Here is a book that aches for the past, and a place. It’s about a childhood on a Zimbabwean farm, and let me tell you it is not recommended reading for the English winter. The author is about ten years older than me, and so bears the unfortunate burden of actually remembering the war. This makes her childhood days on the farm somewhat hair-raising. The farm they live on, Rainbow’s End, was previously owned by a family who were killed by guerillas in the war. One of the family was a little boy who SAT NEXT TO HER IN CLASS. When she moves in she finds HUMAN BLOOD ON HER WARDROBE DOOR.

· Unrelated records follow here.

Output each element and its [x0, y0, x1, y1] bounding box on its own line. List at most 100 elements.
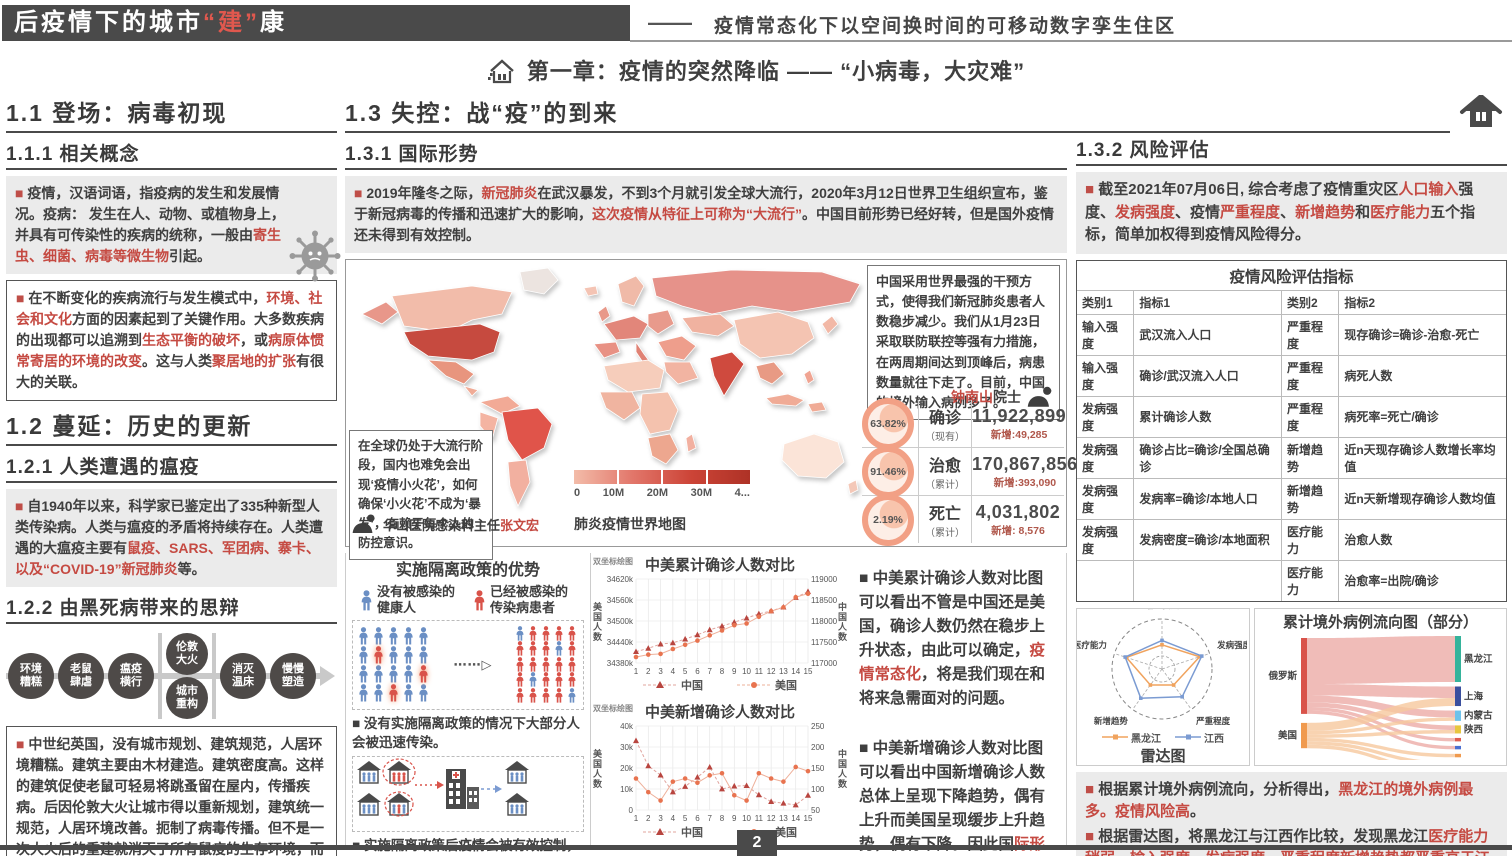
chapter-heading: 第一章：疫情的突然降临 —— “小病毒，大灾难” — [0, 54, 1512, 86]
risk-table-title: 疫情风险评估指标 — [1229, 268, 1354, 286]
svg-text:3: 3 — [658, 667, 663, 676]
divider — [6, 131, 337, 133]
divider — [6, 444, 337, 446]
svg-text:30k: 30k — [620, 743, 634, 752]
zhangwenhong-attribution: 华山医院感染科主任张文宏 — [351, 514, 539, 534]
table-cell: 现存确诊=确诊-治愈-死亡 — [1338, 313, 1506, 355]
header-dash: —— — [648, 10, 692, 35]
table-cell: 累计确诊人数 — [1133, 395, 1282, 437]
table-cell: 医疗能力 — [1280, 518, 1339, 560]
paragraph: ■ 疫情，汉语词语，指疫病的发生和发展情况。疫病： 发生在人、动物、或植物身上，… — [15, 185, 285, 264]
caption: ■ 没有实施隔离政策的情况下大部分人会被迅速传染。 — [352, 715, 580, 751]
timeline-node: 慢慢 塑造 — [270, 653, 316, 699]
svg-text:34500k: 34500k — [607, 617, 634, 626]
paragraph: ■ 截至2021年07月06日, 综合考虑了疫情重灾区人口输入强度、发病强度、疫… — [1085, 181, 1476, 243]
heading-1-2: 1.2 蔓延：历史的更新 — [6, 413, 253, 439]
legend-ticks: 0 10M 20M 30M 4... — [574, 487, 750, 499]
avatar-icon — [351, 514, 379, 534]
risk-analysis: ■ 根据累计境外病例流向，分析得出，黑龙江的境外病例最多。疫情风险高。 ■ 根据… — [1076, 771, 1507, 856]
table-cell: 类别2 — [1280, 289, 1339, 314]
virus-icon — [289, 230, 341, 282]
svg-text:3: 3 — [658, 814, 663, 823]
legend-item: 江西 — [1175, 730, 1224, 745]
isolation-diagram-svg — [357, 758, 571, 829]
radar-chart-panel: 输入强度发病强度严重程度新增趋势医疗能力黑龙江江西雷达图 — [1073, 600, 1252, 766]
quote-text: 中国采用世界最强的干预方式，使得我们新冠肺炎患者人数稳步减少。我们从1月23日采… — [876, 274, 1046, 410]
risk-charts-row: 输入强度发病强度严重程度新增趋势医疗能力黑龙江江西雷达图 累计境外病例流向图（部… — [1073, 600, 1507, 773]
stat-row: 2.19% 死亡 （累计） 4,031,802 新增: 8,576 — [862, 493, 1064, 546]
table-cell: 发病强度 — [1077, 477, 1134, 519]
svg-text:9: 9 — [732, 667, 737, 676]
quote-text: 在全球仍处于大流行阶段，国内也难免会出现‘疫情小火花’，如何确保‘小火花’不成为… — [358, 439, 484, 550]
svg-text:9: 9 — [732, 814, 737, 823]
paragraph: ■ 2019年隆冬之际，新冠肺炎在武汉暴发，不到3个月就引发全球大流行，2020… — [354, 185, 1054, 243]
table-cell: 发病强度 — [1077, 436, 1134, 478]
paragraph: ■ 自1940年以来，科学家已鉴定出了335种新型人类传染病。人类与瘟疫的矛盾将… — [15, 498, 323, 577]
risk-table-panel: 疫情风险评估指标 类别1 指标1 类别2 指标2 输入强度 武汉流入人口 严重程度 现存确诊=… — [1076, 259, 1507, 602]
plague-paragraph: ■ 自1940年以来，科学家已鉴定出了335种新型人类传染病。人类与瘟疫的矛盾将… — [6, 489, 337, 587]
table-cell: 新增趋势 — [1280, 436, 1339, 478]
arrow-icon — [320, 666, 335, 686]
svg-text:4: 4 — [671, 667, 676, 676]
svg-text:俄罗斯: 俄罗斯 — [1267, 669, 1297, 681]
mid-bottom-row: 实施隔离政策的优势 没有被感染的健康人 已经被感染的传染病患者 ⋯⋯▷ ■ 没有实… — [345, 553, 1067, 853]
paragraph: ■ 中世纪英国，没有城市规划、建筑规范，人居环境糟糕。建筑主要由木材建造。建筑密… — [16, 736, 324, 856]
svg-text:250: 250 — [811, 722, 825, 731]
svg-text:8: 8 — [720, 667, 725, 676]
svg-text:黑龙江: 黑龙江 — [1464, 653, 1493, 665]
svg-text:15: 15 — [804, 814, 813, 823]
heading-1-3: 1.3 失控：战“疫”的到来 — [345, 100, 619, 126]
heading-1-1-1: 1.1.1 相关概念 — [6, 144, 140, 165]
table-cell — [1133, 559, 1282, 601]
svg-text:13: 13 — [779, 667, 788, 676]
comparison-charts: 双坐标绘图 中美累计确诊人数对比 美国人数 中国人数 34380k 117000 34440… — [591, 553, 849, 849]
svg-text:2: 2 — [646, 814, 651, 823]
svg-text:陕西: 陕西 — [1464, 723, 1484, 735]
svg-text:34620k: 34620k — [607, 575, 634, 584]
svg-text:11: 11 — [755, 667, 764, 676]
svg-text:34380k: 34380k — [607, 659, 634, 668]
svg-text:10: 10 — [742, 814, 751, 823]
black-death-timeline: 环境 糟糕 老鼠 肆虐 瘟疫 横行 伦敦 大火 城市 重构 消灭 温床 慢慢 塑造 — [6, 630, 337, 722]
table-cell: 发病密度=确诊/本地面积 — [1133, 518, 1282, 560]
svg-text:上海: 上海 — [1464, 690, 1484, 702]
svg-text:7: 7 — [707, 667, 712, 676]
divider — [1076, 164, 1507, 166]
international-paragraph: ■ 2019年隆冬之际，新冠肺炎在武汉暴发，不到3个月就引发全球大流行，2020… — [345, 176, 1067, 253]
table-cell: 新增趋势 — [1280, 477, 1339, 519]
svg-text:输入强度: 输入强度 — [1145, 609, 1180, 610]
svg-text:医疗能力: 医疗能力 — [1077, 640, 1107, 650]
zhongnanshan-quote: 中国采用世界最强的干预方式，使得我们新冠肺炎患者人数稳步减少。我们从1月23日采… — [867, 265, 1060, 420]
table-cell: 类别1 — [1077, 289, 1134, 314]
world-map-panel: 0 10M 20M 30M 4... 肺炎疫情世界地图 中国采用世界最强的干预方式，使得… — [345, 259, 1077, 561]
svg-text:14: 14 — [791, 667, 800, 676]
paragraph: ■ 中美累计确诊人数对比图可以看出不管是中国还是美国，确诊人数仍然在稳步上升状态… — [859, 570, 1046, 708]
table-cell: 医疗能力 — [1280, 559, 1339, 601]
svg-text:6: 6 — [695, 667, 700, 676]
risk-paragraph: ■ 截至2021年07月06日, 综合考虑了疫情重灾区人口输入强度、发病强度、疫… — [1076, 172, 1507, 254]
table-cell: 发病强度 — [1077, 518, 1134, 560]
world-map — [361, 267, 861, 507]
svg-text:4: 4 — [671, 814, 676, 823]
svg-text:118000: 118000 — [811, 617, 838, 626]
covid-stats: 63.82% 确诊 （现有） 11,922,899 新增:49,285 91.46% 治愈（… — [862, 397, 1077, 546]
table-cell: 指标2 — [1338, 289, 1506, 314]
svg-text:34560k: 34560k — [607, 596, 634, 605]
table-cell: 严重程度 — [1280, 354, 1339, 396]
legend-item: 美国 — [737, 677, 797, 693]
header-subtitle: 疫情常态化下以空间换时间的可移动数字孪生住区 — [714, 16, 1177, 37]
table-cell: 指标1 — [1133, 289, 1282, 314]
section-1-1: 1.1 登场：病毒初现 1.1.1 相关概念 ■ 疫情，汉语词语，指疫病的发生和… — [6, 94, 341, 856]
quarantine-legend: 没有被感染的健康人 已经被感染的传染病患者 — [352, 584, 584, 617]
svg-text:118500: 118500 — [811, 596, 838, 605]
hospital-icon — [446, 768, 479, 809]
svg-text:0: 0 — [629, 806, 634, 815]
svg-text:14: 14 — [791, 814, 800, 823]
house-icon — [487, 59, 514, 84]
header-divider — [630, 40, 1512, 42]
divider — [345, 131, 1450, 133]
svg-text:117000: 117000 — [811, 659, 838, 668]
map-legend: 0 10M 20M 30M 4... — [574, 470, 750, 499]
table-cell: 发病率=确诊/本地人口 — [1133, 477, 1282, 519]
timeline-node: 老鼠 肆虐 — [58, 653, 104, 699]
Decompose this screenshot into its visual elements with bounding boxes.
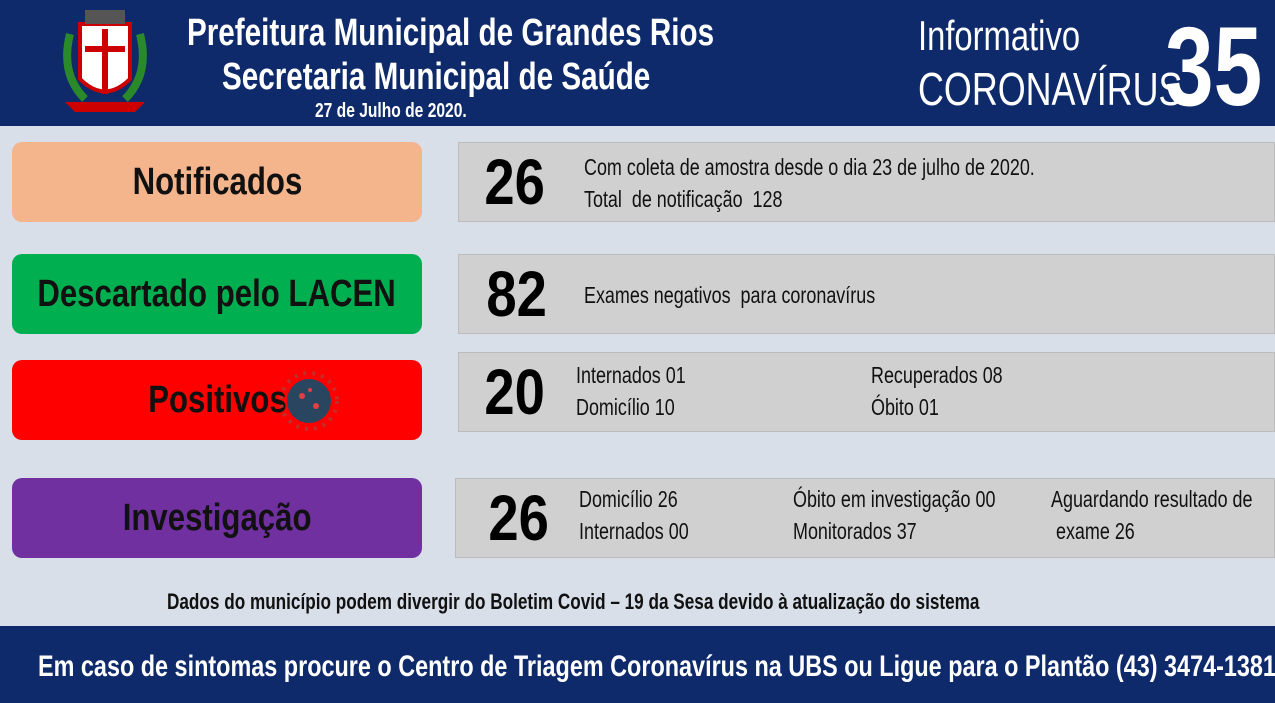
detail-column: Domicílio 26 Internados 00 bbox=[579, 483, 689, 547]
detail-box: 26 Com coleta de amostra desde o dia 23 d… bbox=[458, 142, 1275, 222]
detail-line: Monitorados 37 bbox=[793, 518, 917, 544]
category-label: Investigação bbox=[122, 496, 312, 539]
edition-number: 35 bbox=[1165, 4, 1263, 129]
footer-text: Em caso de sintomas procure o Centro de … bbox=[38, 650, 1275, 683]
footer: Em caso de sintomas procure o Centro de … bbox=[0, 626, 1275, 703]
topic: CORONAVÍRUS bbox=[918, 63, 1183, 115]
detail-line: Internados 00 bbox=[579, 518, 689, 544]
detail-box: 82 Exames negativos para coronavírus bbox=[458, 254, 1275, 334]
detail-line: Domicílio 10 bbox=[576, 394, 675, 420]
detail-box: 20 Internados 01 Domicílio 10 Recuperados 0… bbox=[458, 352, 1275, 432]
detail-line: Óbito em investigação 00 bbox=[793, 486, 996, 512]
detail-column: Óbito em investigação 00 Monitorados 37 bbox=[793, 483, 995, 547]
detail-line: Óbito 01 bbox=[871, 394, 939, 420]
category-label: Descartado pelo LACEN bbox=[37, 272, 397, 315]
count-number: 20 bbox=[484, 356, 545, 428]
category-pill: Notificados bbox=[12, 142, 422, 222]
title-line2: Secretaria Municipal de Saúde bbox=[222, 56, 651, 98]
informativo: Informativo bbox=[918, 12, 1081, 59]
detail-line: Com coleta de amostra desde o dia 23 de … bbox=[584, 154, 1035, 180]
count-number: 26 bbox=[488, 482, 549, 554]
detail-line: exame 26 bbox=[1051, 518, 1135, 544]
category-label: Positivos bbox=[147, 378, 287, 421]
detail-line: Exames negativos para coronavírus bbox=[584, 282, 876, 308]
coat-of-arms bbox=[63, 10, 147, 112]
title-line1: Prefeitura Municipal de Grandes Rios bbox=[187, 12, 715, 54]
detail-line: Total de notificação 128 bbox=[584, 186, 783, 212]
count-number: 26 bbox=[484, 146, 545, 218]
category-label: Notificados bbox=[132, 160, 302, 203]
detail-line: Internados 01 bbox=[576, 362, 686, 388]
detail-column: Com coleta de amostra desde o dia 23 de … bbox=[584, 151, 1035, 215]
detail-line: Domicílio 26 bbox=[579, 486, 678, 512]
category-pill: Investigação bbox=[12, 478, 422, 558]
category-pill: Positivos bbox=[12, 360, 422, 440]
detail-column: Recuperados 08 Óbito 01 bbox=[871, 359, 1003, 423]
category-pill: Descartado pelo LACEN bbox=[12, 254, 422, 334]
virus-icon bbox=[279, 371, 339, 431]
detail-column: Exames negativos para coronavírus bbox=[584, 279, 875, 311]
note: Dados do município podem divergir do Bol… bbox=[167, 589, 980, 614]
detail-line: Recuperados 08 bbox=[871, 362, 1003, 388]
detail-box: 26 Domicílio 26 Internados 00 Óbito em inve… bbox=[455, 478, 1275, 558]
detail-line: Aguardando resultado de bbox=[1051, 486, 1253, 512]
date: 27 de Julho de 2020. bbox=[315, 100, 467, 122]
header: Prefeitura Municipal de Grandes Rios Sec… bbox=[0, 0, 1275, 129]
detail-column: Internados 01 Domicílio 10 bbox=[576, 359, 686, 423]
count-number: 82 bbox=[486, 258, 547, 330]
detail-column: Aguardando resultado de exame 26 bbox=[1051, 483, 1252, 547]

And then apparently she goes on to have a blissful childhood, as the farm is also a game reserve, and she is mad for horses. She is also big on Zimbabwean food, which I enjoyed, it is not often I hear the joys of Mazowe described as they should be. In any case, it was interesting to read what it was like for young people to see the end of the war, and how it changed their perspective on what it had all been for. I am glad to be spared that burden.
I was struck by how much of Zim life is unchanged form the war. She talked about people ‘making a plan’ which I thought was a more modern framing, to do with our current issues, but apparently not. The book is full of the beauty of the landscape, and of dread. Here is an example sentence:
In late 1979, when our friends Bev and Fred Bradnick (in whose garden Lisa had once found a live grenade) were firebombed by terrorists on their farm on the Lowood Road . .
Can you believe that finding a live grenade is just a parenthesis? In other memoirs that would be a chapter. Bizarrely, what ages the author the most is not the blood on wardrobe doors, or the dead horses, but the discovery her father is having an affair. But there you go, I guess everyone has their own problems.